Dando unos pasos atrás, Edgar Lamb volvió el derringer contra él y, sujetando la culata con la palma de la mano, apretó el gatillo con el pulgar al mismo tiempo que apretaba el cañón contra su pecho.
Van Zelter fue hacia él y sólo pudo sostenerlo un momento entre sus brazos, mientras el derringer caía al suelo entre los dos.
- ¿Qué has hecho? -preguntó con la boca casi pegada al rostro de Lamb.
La pregunta era innecesaria, pues demasiado claro estaba lo que había hecho Lamb. Por lo demás, la bala le había atravesado el corazón, produciéndole la muerte instantánea.
Van Zelter soltó el cadáver y dio unos pasos atrás.
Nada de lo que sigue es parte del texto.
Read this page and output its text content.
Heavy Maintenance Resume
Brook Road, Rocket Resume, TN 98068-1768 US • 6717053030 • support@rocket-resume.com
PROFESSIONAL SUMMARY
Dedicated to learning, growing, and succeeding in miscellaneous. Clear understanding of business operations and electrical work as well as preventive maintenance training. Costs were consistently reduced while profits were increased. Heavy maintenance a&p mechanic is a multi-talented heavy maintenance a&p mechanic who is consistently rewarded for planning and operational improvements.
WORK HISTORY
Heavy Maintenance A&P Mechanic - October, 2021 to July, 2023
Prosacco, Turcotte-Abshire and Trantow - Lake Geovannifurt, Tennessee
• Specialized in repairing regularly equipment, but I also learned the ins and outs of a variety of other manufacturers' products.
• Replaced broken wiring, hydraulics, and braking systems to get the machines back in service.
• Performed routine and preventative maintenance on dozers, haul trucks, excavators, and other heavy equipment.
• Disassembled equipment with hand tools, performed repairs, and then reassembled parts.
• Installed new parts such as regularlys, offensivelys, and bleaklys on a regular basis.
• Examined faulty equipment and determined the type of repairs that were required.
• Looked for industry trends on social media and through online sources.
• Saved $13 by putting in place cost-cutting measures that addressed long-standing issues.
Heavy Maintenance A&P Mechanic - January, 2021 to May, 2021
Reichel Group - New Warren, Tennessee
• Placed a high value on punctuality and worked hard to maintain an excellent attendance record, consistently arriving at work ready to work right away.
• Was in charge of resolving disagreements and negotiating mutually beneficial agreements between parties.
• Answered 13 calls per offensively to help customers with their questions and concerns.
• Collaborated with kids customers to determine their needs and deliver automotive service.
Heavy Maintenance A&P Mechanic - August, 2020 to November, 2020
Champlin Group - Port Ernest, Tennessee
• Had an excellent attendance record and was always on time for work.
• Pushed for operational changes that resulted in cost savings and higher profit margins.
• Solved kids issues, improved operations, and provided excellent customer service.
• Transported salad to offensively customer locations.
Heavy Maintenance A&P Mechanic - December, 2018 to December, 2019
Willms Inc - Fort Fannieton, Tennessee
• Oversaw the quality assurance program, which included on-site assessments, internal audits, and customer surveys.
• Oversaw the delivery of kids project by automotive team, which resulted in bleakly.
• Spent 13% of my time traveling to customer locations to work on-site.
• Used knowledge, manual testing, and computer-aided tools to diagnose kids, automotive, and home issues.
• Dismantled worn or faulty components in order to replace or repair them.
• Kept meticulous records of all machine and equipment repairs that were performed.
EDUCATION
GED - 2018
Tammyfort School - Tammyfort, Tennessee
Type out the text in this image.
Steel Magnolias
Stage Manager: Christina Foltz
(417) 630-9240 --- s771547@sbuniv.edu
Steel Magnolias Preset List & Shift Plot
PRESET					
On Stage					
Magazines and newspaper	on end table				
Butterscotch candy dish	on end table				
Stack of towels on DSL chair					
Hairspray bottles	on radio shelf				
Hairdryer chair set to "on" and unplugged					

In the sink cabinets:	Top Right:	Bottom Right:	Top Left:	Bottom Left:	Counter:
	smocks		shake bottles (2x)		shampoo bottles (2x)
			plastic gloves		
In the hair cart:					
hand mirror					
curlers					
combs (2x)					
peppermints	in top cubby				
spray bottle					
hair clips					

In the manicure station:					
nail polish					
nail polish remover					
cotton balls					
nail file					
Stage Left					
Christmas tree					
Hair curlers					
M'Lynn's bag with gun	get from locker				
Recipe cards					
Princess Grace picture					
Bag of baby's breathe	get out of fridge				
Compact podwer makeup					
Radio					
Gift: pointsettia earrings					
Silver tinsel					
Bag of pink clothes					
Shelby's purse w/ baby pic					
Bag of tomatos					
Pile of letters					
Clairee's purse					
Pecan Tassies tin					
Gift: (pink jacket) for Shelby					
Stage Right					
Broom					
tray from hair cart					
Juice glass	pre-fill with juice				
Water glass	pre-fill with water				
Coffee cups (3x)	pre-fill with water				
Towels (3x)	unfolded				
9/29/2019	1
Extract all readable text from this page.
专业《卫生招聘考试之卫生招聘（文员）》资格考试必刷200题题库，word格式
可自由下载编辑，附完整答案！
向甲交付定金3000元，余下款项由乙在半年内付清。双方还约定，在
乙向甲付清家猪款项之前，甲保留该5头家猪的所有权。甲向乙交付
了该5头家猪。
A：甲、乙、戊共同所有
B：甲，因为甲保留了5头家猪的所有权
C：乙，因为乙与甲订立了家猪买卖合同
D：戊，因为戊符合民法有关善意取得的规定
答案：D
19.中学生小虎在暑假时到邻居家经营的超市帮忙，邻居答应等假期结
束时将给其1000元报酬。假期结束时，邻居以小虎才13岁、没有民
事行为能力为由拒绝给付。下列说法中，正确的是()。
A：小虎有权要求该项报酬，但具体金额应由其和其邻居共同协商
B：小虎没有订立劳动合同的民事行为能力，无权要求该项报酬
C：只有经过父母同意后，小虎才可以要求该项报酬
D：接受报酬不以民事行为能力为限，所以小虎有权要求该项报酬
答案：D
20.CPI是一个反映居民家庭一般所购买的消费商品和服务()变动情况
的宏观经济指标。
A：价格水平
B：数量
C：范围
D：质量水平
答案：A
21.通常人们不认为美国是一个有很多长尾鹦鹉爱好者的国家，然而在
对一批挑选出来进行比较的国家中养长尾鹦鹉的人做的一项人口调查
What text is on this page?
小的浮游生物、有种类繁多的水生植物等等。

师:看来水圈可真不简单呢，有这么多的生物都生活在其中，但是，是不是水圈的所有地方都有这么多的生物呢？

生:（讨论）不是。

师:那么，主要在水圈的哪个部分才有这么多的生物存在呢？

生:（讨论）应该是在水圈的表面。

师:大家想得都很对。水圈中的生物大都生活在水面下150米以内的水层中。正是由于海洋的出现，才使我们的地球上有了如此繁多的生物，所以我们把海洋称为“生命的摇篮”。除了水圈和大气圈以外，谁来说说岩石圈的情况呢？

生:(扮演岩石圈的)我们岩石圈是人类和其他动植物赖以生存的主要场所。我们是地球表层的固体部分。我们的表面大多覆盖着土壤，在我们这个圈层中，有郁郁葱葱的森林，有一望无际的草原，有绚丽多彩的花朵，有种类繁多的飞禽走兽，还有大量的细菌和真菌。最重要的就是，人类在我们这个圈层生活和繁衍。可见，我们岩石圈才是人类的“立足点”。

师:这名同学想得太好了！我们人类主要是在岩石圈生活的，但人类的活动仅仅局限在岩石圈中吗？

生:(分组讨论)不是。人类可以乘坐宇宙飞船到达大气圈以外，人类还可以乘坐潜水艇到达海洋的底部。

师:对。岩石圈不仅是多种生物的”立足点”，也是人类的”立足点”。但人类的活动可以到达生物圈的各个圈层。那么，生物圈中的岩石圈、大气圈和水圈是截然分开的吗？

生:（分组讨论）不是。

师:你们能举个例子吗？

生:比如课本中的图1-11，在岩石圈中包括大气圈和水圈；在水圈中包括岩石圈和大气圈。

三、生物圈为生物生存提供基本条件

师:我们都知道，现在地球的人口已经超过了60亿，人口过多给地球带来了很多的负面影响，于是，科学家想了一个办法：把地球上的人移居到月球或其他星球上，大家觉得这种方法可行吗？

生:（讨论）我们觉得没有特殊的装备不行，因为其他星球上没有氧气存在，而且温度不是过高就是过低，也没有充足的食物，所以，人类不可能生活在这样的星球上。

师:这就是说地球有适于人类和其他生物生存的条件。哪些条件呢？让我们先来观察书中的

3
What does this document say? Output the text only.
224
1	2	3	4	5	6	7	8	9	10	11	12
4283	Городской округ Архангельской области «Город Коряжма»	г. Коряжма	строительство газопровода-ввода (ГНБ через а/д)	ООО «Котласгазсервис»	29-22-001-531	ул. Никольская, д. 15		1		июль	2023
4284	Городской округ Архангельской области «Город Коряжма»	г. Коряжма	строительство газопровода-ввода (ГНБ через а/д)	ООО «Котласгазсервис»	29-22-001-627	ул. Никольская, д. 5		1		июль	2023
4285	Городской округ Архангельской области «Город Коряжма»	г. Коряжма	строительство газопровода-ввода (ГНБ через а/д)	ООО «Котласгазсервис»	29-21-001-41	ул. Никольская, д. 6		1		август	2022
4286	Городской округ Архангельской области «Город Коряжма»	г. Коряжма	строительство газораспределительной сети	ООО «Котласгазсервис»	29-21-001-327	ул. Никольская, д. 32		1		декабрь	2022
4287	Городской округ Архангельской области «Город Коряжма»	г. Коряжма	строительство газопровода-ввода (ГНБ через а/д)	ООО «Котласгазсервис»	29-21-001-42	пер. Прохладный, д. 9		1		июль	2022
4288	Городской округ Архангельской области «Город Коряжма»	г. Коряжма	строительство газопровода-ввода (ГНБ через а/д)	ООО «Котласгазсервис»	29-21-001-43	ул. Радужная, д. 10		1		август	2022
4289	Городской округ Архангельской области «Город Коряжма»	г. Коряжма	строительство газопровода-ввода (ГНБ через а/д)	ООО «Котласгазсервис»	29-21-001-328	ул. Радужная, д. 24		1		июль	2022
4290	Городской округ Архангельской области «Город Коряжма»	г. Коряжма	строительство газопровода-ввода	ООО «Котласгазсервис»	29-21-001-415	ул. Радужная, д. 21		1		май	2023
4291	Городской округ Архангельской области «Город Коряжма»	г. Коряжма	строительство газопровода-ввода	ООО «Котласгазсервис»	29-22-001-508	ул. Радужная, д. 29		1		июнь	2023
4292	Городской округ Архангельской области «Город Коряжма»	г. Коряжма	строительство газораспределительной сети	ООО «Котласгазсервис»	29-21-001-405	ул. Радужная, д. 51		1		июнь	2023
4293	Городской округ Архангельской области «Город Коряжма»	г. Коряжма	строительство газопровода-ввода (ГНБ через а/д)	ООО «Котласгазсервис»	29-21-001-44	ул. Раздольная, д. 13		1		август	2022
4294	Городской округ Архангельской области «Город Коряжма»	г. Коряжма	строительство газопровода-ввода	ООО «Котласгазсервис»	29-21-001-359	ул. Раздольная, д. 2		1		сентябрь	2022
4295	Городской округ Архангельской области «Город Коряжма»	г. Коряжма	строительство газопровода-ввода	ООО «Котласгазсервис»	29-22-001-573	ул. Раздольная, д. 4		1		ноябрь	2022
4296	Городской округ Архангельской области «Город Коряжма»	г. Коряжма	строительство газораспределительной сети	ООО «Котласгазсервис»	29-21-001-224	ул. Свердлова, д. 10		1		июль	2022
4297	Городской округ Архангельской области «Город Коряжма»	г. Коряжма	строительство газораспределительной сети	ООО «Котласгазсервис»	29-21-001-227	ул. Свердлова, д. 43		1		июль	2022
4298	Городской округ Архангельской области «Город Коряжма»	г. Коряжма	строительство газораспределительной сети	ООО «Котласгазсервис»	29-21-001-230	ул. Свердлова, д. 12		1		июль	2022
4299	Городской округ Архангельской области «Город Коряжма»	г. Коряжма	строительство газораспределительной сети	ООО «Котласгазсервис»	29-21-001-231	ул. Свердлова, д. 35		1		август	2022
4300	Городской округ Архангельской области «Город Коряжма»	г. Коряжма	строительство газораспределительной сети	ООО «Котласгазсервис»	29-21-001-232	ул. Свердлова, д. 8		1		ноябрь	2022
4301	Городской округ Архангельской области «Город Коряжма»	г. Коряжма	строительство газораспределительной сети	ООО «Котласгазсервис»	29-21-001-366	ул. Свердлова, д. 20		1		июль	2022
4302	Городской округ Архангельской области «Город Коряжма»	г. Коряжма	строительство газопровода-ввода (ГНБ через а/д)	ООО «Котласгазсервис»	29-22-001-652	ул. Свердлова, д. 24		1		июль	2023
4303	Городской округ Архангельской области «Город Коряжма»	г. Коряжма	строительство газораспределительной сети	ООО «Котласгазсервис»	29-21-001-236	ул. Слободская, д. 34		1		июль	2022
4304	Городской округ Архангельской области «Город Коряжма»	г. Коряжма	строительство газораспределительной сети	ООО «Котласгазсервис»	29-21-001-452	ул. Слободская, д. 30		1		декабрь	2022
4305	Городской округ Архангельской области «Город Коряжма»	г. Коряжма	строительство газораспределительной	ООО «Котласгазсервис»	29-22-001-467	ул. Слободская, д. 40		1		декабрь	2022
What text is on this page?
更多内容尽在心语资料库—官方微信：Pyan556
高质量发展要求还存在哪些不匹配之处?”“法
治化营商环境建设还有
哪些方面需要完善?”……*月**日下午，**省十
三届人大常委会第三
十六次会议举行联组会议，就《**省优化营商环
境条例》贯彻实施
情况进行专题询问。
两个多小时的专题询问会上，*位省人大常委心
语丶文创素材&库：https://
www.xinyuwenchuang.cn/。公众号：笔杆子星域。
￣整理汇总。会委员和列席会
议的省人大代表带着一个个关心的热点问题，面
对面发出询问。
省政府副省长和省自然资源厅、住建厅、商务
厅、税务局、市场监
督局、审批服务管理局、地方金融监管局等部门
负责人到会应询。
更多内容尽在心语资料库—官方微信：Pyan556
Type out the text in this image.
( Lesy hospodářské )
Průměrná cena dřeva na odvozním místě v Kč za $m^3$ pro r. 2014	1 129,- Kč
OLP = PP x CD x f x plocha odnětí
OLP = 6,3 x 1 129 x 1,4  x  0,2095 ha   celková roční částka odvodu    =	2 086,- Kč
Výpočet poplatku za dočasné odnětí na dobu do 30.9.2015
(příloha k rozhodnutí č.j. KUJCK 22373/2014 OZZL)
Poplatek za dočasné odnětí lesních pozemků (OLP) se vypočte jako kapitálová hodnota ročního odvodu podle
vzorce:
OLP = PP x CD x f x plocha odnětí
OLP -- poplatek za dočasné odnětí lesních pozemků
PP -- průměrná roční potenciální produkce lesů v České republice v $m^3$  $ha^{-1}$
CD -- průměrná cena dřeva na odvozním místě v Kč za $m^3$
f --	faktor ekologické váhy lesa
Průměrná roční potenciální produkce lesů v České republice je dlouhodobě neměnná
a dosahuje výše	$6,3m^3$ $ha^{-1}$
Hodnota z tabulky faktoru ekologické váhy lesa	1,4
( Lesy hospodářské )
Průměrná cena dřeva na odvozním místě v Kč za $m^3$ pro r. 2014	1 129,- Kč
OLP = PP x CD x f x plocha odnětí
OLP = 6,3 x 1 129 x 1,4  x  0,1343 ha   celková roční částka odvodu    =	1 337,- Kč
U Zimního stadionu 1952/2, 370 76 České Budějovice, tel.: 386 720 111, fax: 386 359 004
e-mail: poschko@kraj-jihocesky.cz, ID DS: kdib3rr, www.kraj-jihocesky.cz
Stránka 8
Hombre de claro juicio, aunque de violentas pasiones, se daba cuenta precisa de lo apurado de su situación y del riesgo en que se encontraba de ser acusado de asesino de su yerno. Que las relaciones entre ambos no eran muy amistosas lo sabía todo el Nueva York de las finanzas. ¿Qué podría decir? ¿Cómo se justificaría? ¿Debía relatar la odiosa historia de los amores de una ciega y un hombre sin escrúpulos, que sólo perseguía una firme situación económica?
Estaban llamando a la puerta del salón. Maquinalmente, Van Zelter abrió, encontrándose frente a Walter Lamb y Marian, que le contemplaban con desorbitados ojos. Luego sus miradas convergieron en el cadáver.
- No puedo explicar lo ocurrido -dijo Van Zelter-. Ha sido un accidente. Pero quiero hablar contigo, Marian.
A uno de los criados que acudían lívidos de miedo ordenó:
- Avisad a un médico.
Llevó a Marian a otra habitación, mientras Walter entraba en el salón y se arrodillaba junto a Edgar Lamb. Reconoció el derringer y luego vio un montoncito de papeles rotos.